I installed the patch, the thing worked again for 2 questions, then blocked me again.
Then I tried setting it to low, and it still blocked me. I don't know why this thing hates me so much, I just want an faq!

[CaNNon]

Matching rule: and

<--- did you add this or was it like that?

Also when making the faq check to see if the "and" word is used in your text when CT goes off.

[cutegothpirate]

It was like that.
But I don't know what it means.

what I entered was this
If I can buy admin, can't just anyone buy admin?

And then CT went off.

[Teelk]

Could be that the debugger is getting it's info wrong and that another file that is being included from admin_faq_editor.php is responsible for the false positive. You can try opening the ct_security.php file in the ctracker/engines directory and adding it to the large list of ignores. I believe that where the file is, I've been away a while and I'm not on my home computer at the moment.
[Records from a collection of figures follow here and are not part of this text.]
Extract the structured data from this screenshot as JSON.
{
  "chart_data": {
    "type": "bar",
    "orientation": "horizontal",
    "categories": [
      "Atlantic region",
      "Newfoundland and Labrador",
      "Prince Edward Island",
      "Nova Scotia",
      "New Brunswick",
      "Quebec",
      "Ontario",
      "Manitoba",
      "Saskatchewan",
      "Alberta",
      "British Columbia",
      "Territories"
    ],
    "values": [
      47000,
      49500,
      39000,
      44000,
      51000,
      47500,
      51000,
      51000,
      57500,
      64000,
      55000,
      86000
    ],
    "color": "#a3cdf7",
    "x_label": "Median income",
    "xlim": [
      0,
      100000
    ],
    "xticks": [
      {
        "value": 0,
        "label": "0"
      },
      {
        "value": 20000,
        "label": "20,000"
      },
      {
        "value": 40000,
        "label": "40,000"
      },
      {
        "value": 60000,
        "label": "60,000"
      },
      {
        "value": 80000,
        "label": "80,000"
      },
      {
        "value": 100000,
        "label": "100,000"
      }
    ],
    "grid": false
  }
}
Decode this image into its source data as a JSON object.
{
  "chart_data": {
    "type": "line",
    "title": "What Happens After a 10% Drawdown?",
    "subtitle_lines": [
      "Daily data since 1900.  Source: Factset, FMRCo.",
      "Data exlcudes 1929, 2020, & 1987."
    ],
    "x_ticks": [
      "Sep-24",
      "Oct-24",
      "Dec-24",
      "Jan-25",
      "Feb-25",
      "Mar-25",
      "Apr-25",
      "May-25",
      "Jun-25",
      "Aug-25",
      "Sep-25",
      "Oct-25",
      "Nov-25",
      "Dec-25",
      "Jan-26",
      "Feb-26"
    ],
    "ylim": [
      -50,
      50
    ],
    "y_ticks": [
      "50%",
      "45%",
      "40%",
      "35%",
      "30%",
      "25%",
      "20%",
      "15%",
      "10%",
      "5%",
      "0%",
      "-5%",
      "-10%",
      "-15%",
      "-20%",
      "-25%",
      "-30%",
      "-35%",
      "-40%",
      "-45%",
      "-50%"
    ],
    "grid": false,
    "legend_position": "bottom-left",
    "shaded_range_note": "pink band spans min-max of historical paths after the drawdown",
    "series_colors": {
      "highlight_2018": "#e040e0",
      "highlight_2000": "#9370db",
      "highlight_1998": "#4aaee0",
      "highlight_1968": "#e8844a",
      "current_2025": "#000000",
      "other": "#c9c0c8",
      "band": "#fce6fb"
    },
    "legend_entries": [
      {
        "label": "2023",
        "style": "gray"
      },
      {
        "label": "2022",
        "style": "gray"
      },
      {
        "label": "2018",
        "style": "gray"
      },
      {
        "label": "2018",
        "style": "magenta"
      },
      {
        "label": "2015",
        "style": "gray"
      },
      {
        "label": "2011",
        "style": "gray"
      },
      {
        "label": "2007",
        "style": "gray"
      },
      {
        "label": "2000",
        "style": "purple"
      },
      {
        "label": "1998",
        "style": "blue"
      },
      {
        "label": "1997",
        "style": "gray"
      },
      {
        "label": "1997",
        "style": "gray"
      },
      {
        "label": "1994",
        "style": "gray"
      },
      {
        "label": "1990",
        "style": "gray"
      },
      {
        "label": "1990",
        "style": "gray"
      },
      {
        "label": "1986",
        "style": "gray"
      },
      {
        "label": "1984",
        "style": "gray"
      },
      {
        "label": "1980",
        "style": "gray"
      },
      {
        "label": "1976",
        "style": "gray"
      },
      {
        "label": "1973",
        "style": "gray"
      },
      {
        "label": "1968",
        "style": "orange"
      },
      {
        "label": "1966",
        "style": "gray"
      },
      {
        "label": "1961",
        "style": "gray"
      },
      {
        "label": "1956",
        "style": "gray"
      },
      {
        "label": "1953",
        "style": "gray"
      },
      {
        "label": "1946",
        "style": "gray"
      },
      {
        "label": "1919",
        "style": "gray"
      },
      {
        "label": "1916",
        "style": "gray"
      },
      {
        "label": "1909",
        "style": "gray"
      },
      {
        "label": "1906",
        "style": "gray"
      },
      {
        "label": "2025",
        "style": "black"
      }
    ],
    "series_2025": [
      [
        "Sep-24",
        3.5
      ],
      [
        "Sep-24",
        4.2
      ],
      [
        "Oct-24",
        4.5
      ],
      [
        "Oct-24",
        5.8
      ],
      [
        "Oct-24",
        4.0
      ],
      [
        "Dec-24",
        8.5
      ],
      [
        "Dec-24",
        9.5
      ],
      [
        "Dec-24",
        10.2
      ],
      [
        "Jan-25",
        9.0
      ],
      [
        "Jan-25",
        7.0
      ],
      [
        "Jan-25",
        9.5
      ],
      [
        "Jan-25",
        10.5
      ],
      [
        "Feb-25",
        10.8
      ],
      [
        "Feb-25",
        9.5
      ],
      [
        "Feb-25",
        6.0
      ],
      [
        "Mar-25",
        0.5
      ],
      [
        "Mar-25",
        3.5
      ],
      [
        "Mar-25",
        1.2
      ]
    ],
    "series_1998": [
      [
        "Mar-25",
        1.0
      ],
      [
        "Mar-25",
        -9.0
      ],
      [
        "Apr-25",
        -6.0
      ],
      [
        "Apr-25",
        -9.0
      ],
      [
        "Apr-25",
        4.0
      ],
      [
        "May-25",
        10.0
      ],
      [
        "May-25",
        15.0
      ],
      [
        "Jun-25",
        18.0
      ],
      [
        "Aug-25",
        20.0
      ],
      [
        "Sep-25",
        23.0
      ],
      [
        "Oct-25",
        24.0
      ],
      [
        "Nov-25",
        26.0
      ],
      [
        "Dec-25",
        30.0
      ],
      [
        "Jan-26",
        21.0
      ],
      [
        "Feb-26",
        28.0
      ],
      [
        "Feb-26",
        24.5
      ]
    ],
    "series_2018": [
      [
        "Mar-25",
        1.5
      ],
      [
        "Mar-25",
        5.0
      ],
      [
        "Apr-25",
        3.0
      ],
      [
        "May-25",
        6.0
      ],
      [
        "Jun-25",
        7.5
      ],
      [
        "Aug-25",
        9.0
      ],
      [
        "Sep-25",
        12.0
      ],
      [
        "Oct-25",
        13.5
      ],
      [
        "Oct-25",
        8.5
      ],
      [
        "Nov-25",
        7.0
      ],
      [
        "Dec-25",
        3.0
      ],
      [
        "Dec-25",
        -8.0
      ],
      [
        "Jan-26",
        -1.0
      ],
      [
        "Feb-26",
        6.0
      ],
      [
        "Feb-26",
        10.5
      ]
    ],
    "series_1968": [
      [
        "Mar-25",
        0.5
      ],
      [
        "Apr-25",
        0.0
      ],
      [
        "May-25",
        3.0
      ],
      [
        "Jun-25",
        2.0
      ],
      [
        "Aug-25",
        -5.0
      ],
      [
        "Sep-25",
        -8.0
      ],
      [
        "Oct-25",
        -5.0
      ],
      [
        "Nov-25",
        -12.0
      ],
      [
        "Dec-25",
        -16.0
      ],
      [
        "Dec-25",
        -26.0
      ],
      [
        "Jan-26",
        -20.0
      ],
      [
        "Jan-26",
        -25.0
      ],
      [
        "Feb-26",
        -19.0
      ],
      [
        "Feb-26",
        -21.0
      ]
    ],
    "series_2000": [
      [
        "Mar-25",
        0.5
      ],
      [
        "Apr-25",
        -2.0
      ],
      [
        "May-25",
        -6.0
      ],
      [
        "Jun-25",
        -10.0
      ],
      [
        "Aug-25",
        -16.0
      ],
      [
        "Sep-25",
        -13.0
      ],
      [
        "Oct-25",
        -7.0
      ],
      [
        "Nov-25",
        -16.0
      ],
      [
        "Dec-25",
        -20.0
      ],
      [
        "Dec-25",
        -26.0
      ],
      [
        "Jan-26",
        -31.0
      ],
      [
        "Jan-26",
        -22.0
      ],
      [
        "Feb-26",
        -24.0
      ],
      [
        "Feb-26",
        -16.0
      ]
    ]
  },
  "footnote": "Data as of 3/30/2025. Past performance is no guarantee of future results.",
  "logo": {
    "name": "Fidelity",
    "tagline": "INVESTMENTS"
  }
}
But, it is in the ctracker directory somewhere.

[cutegothpirate]

I have to bump this because even though Teelk replied, I still have no idea what he meant.
I have however figured out that CT doesn't prevent me from adding to the faq if I don't make the question as long as it was.

If I enter
If I can buy admin, can't just anyone buy admin?
It stops me.
However if I enter
Can just anyone buy admin?
It doesn't.

So, it must be the length of the question. Therefore until anyone comes up with a fix and any other people run into this problem, try shortening your question.